Die Forschergruppe entwickelte ein innovatives Szenario, das zeigt, welche Effekte eine erste Generation massereicher Sterne in ihrer Umgebung kurz nach der Entstehung des Kugelsternhaufens auslösen können. Diese Sterne wären in  den zentralen Regionen des Haufens entstanden und bereits vor langer Zeit verschwunden. Aufgrund ihrer großen Massen würden diese  Sterne nahe der kritischen Zerreißgeschwindigkeit rotieren und einen Großteil der Verbrennungsprodukte des Wasserstoffs, welche sie in ihrem Inneren erzeugen, in ihre Umgebung abgeben. Diese Auswürfe würden sich in einer Scheibe um den massereichen Stern ansammeln, dort mit interstellarem Gas vermischen und Sterne der nachfolgenden Generation zur Welt bringen, mit den Massen und der chemischen Zusammensetzung wie man sie heute beobachtet. Dieser neue Sternentstehungsmodus in sehr dichten Umgebungen, wie er von dem Team vorgeschlagen wurde, erlaubt es zweifelsohne, Parallelen zur Planetenentstehung aus Staubscheiben um Sterne zu ziehen.

Das Szenario impliziert, dass die anfängliche Masse der Kugelsternhaufen etwa 20 bis 30-mal größer als die heutige Masse war. Das ergibt für die massereichsten Kugelsternhaufen, wie etwa NGC 2808 (Bild), einige Millionen Sonnenmassen.

 

"Die meisten leichten Sterne der ersten Generation verschwinden etwa 40 Millionen Jahre nach ihrer Entstehung in den galaktischen Halo", erklärt Martin Krause vom MPE. "Dies passiert, wenn die massiven Sterne der ersten Generation am Ende ihres Lebens zu Neutronensternen und Schwarzen Löchern werden und dabei riesige Mengen an Energie freisetzen. Dadurch wird dann das übriggebliebende Gas ausgeworfen, und die leichten Sterne können aufgrund der geringeren Schwerkraft entweichen."

 

Diese Sterne könnten einen Großteil der Sterne im Halo der Milchstraße ausmachen, und sollten zweifelsohne mit der Raumfahrtmission GAIA der europäischen Weltraumbehörde ESA, die Ende 2013 starten und die Milchstraße kartographieren soll, gefunden werden.

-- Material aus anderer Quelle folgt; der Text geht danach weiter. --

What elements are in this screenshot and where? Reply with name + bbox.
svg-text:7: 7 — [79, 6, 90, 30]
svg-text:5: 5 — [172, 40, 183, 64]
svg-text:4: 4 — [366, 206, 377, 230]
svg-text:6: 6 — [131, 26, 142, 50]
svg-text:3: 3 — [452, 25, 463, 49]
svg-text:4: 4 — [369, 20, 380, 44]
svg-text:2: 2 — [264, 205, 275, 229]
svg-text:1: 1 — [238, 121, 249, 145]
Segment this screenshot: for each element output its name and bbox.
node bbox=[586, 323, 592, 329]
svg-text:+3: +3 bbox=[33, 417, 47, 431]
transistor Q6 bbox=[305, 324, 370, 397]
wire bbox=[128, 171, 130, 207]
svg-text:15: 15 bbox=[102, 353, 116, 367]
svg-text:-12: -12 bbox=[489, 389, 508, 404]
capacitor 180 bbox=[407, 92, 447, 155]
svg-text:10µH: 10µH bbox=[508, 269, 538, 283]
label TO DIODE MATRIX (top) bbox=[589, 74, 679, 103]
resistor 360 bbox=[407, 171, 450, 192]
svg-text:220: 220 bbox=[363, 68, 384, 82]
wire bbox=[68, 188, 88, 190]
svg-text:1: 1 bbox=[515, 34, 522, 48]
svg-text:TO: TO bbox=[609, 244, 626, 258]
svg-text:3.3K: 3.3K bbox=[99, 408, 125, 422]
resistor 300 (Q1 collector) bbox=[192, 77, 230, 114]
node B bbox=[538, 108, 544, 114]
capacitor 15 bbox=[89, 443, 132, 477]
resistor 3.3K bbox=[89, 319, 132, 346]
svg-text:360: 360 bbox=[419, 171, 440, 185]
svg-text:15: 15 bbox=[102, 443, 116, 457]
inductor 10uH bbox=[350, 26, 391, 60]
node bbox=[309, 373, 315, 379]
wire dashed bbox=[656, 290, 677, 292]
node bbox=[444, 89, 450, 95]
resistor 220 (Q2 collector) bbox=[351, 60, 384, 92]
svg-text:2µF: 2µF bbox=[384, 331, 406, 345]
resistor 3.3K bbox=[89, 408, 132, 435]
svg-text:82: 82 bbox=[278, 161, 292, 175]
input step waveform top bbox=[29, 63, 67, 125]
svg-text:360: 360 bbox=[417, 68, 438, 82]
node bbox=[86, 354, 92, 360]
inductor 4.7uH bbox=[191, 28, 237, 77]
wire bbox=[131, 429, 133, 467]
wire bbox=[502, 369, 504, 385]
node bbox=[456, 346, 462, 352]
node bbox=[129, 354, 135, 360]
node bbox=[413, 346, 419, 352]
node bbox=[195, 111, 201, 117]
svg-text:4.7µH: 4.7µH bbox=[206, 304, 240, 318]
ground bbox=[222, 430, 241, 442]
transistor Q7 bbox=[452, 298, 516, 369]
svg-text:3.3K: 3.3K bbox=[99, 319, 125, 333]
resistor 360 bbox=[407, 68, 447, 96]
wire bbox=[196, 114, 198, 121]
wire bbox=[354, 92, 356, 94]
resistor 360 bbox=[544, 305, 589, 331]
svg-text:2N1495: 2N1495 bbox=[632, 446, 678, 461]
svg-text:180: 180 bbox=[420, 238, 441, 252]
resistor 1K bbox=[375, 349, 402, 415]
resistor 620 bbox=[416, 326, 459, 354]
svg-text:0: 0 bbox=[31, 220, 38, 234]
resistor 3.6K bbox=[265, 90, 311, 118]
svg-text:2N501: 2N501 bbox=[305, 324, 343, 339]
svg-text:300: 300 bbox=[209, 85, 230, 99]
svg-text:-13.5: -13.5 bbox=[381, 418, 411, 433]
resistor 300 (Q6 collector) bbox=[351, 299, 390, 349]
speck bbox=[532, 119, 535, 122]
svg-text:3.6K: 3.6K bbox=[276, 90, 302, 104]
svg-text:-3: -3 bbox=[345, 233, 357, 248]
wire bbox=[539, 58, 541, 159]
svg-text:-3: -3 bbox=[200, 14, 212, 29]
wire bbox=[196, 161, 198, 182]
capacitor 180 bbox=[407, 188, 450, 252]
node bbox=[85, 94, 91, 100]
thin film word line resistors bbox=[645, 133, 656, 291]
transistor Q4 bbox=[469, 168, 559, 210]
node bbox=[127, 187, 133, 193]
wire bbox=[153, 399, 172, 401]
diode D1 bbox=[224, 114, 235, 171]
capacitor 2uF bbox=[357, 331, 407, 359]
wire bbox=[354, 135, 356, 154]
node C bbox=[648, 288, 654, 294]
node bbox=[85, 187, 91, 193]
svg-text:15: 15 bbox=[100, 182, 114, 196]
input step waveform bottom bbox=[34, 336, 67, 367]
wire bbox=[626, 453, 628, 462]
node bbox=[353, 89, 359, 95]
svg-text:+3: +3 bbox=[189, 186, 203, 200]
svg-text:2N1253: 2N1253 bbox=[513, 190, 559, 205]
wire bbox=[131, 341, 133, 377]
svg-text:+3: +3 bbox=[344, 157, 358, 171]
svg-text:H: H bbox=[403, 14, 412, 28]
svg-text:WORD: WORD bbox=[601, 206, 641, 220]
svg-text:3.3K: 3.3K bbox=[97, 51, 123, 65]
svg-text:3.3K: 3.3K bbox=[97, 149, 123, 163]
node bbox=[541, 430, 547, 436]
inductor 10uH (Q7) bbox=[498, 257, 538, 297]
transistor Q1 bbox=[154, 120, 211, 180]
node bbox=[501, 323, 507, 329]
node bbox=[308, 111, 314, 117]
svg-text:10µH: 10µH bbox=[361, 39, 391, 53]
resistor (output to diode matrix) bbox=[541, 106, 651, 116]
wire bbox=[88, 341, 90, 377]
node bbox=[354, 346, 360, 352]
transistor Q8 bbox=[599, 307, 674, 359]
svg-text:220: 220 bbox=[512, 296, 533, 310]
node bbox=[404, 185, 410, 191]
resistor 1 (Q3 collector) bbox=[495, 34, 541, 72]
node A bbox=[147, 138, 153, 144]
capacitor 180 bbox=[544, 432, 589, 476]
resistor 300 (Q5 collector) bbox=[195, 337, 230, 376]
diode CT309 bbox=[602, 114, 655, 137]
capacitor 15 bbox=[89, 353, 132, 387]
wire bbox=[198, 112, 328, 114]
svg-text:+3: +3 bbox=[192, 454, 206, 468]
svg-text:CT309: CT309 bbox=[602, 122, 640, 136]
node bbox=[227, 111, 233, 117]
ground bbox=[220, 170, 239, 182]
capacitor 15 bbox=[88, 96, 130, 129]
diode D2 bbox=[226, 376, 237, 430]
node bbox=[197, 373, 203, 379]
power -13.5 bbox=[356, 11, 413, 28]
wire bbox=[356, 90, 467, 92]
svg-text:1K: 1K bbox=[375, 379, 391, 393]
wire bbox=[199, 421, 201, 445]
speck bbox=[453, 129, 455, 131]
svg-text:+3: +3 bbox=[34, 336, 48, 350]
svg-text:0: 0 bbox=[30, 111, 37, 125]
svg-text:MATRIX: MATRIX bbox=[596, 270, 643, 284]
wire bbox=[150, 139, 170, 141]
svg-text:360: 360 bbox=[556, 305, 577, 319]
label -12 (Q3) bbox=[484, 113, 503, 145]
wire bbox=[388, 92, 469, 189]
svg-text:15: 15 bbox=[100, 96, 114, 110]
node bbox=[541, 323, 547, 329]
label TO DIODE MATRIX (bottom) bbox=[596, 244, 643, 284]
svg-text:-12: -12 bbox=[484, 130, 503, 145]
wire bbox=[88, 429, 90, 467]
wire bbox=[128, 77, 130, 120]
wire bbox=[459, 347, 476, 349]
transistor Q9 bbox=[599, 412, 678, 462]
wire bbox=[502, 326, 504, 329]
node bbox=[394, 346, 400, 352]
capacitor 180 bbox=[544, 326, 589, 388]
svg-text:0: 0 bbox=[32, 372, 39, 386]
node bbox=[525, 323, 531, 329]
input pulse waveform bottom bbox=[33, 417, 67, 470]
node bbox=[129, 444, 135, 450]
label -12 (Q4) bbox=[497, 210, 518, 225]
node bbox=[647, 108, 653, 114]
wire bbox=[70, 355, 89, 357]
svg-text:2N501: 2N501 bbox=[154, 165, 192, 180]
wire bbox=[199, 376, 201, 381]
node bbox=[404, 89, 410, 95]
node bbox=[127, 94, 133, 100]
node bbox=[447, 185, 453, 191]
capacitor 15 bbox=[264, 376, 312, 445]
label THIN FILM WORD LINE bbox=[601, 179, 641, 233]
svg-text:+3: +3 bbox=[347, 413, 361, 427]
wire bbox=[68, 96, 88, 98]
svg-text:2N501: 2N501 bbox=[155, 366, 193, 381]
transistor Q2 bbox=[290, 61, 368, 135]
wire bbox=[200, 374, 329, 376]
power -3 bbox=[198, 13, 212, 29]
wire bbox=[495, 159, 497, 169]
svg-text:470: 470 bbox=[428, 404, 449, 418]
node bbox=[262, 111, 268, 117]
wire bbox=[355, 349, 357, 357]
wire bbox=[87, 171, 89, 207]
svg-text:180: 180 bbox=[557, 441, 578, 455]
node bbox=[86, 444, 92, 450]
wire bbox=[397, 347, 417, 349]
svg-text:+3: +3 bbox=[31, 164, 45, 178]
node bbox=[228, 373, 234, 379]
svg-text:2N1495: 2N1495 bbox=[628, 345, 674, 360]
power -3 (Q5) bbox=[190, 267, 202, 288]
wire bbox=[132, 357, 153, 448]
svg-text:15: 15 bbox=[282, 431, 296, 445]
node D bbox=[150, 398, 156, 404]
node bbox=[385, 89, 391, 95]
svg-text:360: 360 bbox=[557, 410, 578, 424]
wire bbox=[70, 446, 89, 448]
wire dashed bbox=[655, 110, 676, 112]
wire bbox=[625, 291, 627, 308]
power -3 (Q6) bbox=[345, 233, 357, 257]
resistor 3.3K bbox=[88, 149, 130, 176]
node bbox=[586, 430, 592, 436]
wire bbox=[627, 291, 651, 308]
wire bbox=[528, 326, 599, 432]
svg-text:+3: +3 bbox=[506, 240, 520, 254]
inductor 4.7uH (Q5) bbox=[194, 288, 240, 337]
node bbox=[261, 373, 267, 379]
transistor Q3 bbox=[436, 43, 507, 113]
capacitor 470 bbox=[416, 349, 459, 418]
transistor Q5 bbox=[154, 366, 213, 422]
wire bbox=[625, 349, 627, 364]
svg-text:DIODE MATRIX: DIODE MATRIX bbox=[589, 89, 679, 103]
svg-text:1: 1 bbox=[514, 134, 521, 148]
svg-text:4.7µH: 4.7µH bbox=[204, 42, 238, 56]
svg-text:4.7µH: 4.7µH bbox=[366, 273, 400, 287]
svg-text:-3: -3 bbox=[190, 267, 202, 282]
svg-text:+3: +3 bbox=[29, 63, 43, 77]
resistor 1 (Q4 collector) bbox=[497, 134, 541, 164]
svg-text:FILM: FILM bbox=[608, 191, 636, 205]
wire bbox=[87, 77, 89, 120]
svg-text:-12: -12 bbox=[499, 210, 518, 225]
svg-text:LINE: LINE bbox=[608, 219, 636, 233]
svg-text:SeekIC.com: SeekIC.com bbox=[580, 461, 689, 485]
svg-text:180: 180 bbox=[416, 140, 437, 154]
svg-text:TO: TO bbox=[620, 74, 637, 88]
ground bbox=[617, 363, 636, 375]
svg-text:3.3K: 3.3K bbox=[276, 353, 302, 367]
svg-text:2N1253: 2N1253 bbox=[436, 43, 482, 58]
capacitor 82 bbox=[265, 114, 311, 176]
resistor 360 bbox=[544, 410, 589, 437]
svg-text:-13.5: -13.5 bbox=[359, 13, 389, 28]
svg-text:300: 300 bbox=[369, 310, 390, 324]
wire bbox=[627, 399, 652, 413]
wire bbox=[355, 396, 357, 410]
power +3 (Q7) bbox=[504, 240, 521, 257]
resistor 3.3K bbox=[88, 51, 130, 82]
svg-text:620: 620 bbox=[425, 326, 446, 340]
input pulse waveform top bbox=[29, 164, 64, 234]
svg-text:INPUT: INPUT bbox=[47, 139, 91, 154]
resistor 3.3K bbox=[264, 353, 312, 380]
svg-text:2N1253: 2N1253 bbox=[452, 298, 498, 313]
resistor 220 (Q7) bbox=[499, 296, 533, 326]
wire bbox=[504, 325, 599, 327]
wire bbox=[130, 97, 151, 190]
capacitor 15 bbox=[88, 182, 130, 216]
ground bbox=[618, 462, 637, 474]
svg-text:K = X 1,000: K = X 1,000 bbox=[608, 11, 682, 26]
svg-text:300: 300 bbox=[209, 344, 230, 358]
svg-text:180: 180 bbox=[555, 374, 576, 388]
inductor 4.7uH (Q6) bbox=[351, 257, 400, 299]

Die MPE-Wissenschaftler und ihre Kollegen möchten nun einige Schlüsselhypothesen ihres Szenarios für die chemische und dynamische Entwicklung der massereichen Sternhaufen testen. Durch mehrdimensionale hydrodynamische Computersimulationen werden sie insbesondere die Auswürfe massereicher Sterne modellieren und wie diese mit der interstellaren Materie in extremen Umgebungen wechselwirkt. Somit wollen sie auch die dadurch induzierte Sternentstehung besser verstehen – eine der interessantesten Fragen der modernen Astrophysik. Nicht zuletzt sollten diese  Arbeiten auch eine Neubestimmung des Alters der Kugelsternhaufen erlauben, das eine unabhängige Untergrenze für das Alter des Universums darstellt.